Since the formula requires the central angle to be in degrees, we need to convert the central angle from radians to degrees. We know that 2π radians is equivalent to 360 degrees. Therefore, we can set up a proportion to find the central angle in degrees:
25π radians = x degrees
2π radians = 360 degrees
Cross-multiplying, we get:
25π * 360 = 2π * x
Simplifying, we find:
9000π = 2π * x
Canceling out the π:
9000 = 2x
x = 4500
So the central angle in degrees is 4500 degrees.
Now, we can plug the values into the formula to find r (radius).
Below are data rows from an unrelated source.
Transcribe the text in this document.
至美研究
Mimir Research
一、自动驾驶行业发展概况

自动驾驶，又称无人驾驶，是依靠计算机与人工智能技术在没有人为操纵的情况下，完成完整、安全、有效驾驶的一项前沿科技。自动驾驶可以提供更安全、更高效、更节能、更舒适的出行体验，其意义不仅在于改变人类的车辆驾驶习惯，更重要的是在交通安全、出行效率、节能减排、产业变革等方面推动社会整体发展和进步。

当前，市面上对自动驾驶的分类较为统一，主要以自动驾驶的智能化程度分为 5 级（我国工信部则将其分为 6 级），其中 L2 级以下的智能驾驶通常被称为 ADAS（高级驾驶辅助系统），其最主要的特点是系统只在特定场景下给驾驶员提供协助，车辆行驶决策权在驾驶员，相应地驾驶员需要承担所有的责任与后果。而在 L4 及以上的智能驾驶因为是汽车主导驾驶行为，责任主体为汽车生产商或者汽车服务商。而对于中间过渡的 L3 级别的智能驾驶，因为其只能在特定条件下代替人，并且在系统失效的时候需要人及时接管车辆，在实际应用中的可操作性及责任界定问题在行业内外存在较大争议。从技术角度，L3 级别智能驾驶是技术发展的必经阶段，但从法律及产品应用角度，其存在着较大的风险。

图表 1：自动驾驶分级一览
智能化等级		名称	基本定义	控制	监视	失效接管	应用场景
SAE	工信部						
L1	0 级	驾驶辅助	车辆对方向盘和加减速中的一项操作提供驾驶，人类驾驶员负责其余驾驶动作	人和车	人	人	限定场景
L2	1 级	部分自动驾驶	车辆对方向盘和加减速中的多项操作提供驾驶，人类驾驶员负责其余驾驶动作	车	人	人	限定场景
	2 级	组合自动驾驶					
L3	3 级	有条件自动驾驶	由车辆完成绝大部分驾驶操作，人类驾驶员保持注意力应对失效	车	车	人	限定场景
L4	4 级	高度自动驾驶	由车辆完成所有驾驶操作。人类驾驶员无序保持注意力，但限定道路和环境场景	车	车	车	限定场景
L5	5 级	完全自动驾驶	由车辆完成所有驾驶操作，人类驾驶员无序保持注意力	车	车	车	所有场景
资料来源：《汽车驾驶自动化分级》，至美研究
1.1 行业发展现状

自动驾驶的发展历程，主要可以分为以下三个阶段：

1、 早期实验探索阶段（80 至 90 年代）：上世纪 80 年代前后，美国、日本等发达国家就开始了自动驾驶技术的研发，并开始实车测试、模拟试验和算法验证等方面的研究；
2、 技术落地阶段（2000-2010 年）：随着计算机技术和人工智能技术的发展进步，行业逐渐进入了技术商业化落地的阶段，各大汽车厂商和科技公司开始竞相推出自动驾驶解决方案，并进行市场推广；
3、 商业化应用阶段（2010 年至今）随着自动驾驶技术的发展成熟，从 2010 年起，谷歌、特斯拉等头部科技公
The area is given as 21 mm².
21 = (4500/360) * π * r^2
Simplifying, we have:
21 = (12.5) * π * r^2
Dividing both sides by 12.5π:
r^2 = 21 / (12.5π)
Taking the square root of both sides, we find:
r ≈ √(21 / (12.5π))
Therefore, the radius of the circle is approximately equal to √(21 / (12.5π)).
B) To find the coterminal angle, we need to find another angle with the same initial and terminal sides. Coterminal angles can be found by adding or subtracting a multiple of 2π.
In this case, the given angle is 487π radians. To find an equivalent angle between 0 and 2π, we can subtract or add a multiple of 2π.
To subtract a multiple of 2π, we divide the given angle by 2π and then multiply the result by 2π:
487π - (2 * π) = 483π
Therefore, the angle between 0 and 2π in radians that is coterminal with the angle 487π in radians is 483π.
C) To find the distance that the earth travels in one day in its path around the sun, we need to calculate the circumference of the circular path. The circumference of a circle is given by the formula:
Circumference = 2 * π * r
where π is a constant approximately equal to 3.14159, and r is the radius of the circle.
In this case, the radius of the circular path is given as 93 million miles.
So, the distance that the earth travels in one day is:
Distance = Circumference * Number of Days
Given that a year has 365 days, we can substitute the values into the formula:
Distance = (2 * π * 93 million) * 365
Simplifying, we have:
Distance = 2π * 93 million * 365
Calculating this value will give you the distance that the earth travels in one day in its path around the sun.